Un accord a été trouvé entre les syndicats de biologistes médicaux et l’Assurance maladie pour rendre accessible en ville le dépistage du cadmium, un métal toxique présent dans l’alimentation. Cette décision, confirmée par des représentants professionnels et relayée auprès de l’AFP, ouvre la voie à un remboursement qui pourrait intervenir dans les prochains mois — une évolution majeure compte tenu du niveau d’exposition relevé en France.
Le détail de l’accord
Les partenaires ont fixé un tarif unitaire pour le test de dépistage réalisé en laboratoire de ville : 27,50 euros pour le dosage sanguin et urinaire du cadmium. La prise en charge se répartirait entre Assurance maladie (60 %) et les complémentaires santé (40 %), ce qui laisse penser qu’une majorité des patients bénéficiant d’une mutuelle n’auraura pas de reste à charge.

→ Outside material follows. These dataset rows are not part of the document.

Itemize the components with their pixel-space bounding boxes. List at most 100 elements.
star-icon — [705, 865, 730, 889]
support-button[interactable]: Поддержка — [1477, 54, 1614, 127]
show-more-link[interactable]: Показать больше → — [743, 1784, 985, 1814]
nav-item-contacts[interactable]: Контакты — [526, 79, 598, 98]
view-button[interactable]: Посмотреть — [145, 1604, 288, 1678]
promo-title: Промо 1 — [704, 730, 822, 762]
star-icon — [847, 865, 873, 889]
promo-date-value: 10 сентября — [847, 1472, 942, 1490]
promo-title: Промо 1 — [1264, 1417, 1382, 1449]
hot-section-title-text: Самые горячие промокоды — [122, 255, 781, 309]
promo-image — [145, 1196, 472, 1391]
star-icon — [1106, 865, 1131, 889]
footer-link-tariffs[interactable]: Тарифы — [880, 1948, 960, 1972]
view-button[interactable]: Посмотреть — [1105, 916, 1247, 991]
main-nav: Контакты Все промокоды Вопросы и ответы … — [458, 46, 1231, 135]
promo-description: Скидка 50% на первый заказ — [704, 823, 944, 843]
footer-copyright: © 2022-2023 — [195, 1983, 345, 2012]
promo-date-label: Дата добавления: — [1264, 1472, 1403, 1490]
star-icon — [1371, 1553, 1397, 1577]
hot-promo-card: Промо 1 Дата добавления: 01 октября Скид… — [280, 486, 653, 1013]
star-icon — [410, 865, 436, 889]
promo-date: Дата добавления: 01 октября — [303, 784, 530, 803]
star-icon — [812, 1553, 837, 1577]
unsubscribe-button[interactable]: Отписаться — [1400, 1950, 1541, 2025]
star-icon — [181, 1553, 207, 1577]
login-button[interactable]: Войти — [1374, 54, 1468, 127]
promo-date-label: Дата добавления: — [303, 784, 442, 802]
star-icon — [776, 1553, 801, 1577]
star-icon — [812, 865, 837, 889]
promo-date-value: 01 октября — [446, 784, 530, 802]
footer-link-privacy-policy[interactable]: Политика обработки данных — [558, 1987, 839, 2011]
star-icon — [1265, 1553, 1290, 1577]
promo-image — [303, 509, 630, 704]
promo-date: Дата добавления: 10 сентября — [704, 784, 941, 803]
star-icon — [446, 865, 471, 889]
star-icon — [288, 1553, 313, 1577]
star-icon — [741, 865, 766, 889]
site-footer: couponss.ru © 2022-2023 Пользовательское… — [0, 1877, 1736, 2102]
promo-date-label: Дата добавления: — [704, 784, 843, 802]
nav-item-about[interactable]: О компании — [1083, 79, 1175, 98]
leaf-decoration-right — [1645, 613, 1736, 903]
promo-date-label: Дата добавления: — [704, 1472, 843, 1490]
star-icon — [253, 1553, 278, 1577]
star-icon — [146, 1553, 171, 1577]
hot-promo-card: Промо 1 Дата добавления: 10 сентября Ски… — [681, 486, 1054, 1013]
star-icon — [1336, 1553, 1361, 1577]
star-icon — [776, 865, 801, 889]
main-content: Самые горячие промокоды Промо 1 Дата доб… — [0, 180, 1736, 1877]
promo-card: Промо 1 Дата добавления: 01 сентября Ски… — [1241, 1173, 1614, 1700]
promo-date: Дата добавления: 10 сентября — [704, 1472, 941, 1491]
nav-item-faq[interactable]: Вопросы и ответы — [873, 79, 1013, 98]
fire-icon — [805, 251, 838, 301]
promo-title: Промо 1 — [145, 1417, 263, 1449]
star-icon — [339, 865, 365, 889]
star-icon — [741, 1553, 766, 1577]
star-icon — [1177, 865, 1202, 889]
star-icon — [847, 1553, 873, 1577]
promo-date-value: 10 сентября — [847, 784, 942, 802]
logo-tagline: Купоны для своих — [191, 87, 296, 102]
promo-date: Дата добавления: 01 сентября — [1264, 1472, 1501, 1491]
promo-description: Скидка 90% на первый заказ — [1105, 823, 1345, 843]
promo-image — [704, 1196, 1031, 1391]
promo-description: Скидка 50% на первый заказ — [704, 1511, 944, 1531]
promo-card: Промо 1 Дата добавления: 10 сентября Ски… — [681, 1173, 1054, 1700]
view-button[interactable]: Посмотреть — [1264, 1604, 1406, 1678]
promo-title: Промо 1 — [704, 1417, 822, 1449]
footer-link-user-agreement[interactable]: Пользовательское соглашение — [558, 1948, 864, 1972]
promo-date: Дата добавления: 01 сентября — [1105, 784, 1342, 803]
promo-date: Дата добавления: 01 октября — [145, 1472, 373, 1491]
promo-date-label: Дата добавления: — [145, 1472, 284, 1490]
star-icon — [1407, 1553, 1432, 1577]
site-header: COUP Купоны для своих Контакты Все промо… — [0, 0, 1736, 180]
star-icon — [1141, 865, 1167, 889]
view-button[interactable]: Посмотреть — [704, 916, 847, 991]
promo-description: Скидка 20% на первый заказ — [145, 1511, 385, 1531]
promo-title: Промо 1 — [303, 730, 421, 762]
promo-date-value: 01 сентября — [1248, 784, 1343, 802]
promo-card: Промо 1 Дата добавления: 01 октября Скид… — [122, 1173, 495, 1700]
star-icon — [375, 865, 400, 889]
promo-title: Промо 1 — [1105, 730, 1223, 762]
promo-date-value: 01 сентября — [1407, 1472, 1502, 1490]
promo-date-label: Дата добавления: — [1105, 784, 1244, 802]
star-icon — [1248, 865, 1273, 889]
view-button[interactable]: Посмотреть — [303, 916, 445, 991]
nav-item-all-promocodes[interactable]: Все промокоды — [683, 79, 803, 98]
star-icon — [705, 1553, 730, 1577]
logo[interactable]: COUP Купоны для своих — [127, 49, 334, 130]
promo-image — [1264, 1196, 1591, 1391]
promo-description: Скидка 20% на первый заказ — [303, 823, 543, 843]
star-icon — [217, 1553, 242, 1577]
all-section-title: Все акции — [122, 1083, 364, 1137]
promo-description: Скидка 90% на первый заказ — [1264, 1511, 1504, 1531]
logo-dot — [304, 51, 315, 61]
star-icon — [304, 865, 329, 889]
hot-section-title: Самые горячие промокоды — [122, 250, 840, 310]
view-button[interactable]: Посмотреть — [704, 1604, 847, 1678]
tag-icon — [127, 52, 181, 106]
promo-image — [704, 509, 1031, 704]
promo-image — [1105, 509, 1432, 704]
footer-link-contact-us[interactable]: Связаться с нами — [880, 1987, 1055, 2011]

L’accord a été conclu à la mi-mars au sein de la commission chargée de hiérarchiser les actes de biologie médicale. Pour entrer en vigueur, il doit encore être validé par plusieurs instances, dont le conseil de l’Union nationale des caisses d’assurance maladie (Uncam), puis faire l’objet d’une publication au Journal officiel — une procédure qui prend généralement deux à trois mois.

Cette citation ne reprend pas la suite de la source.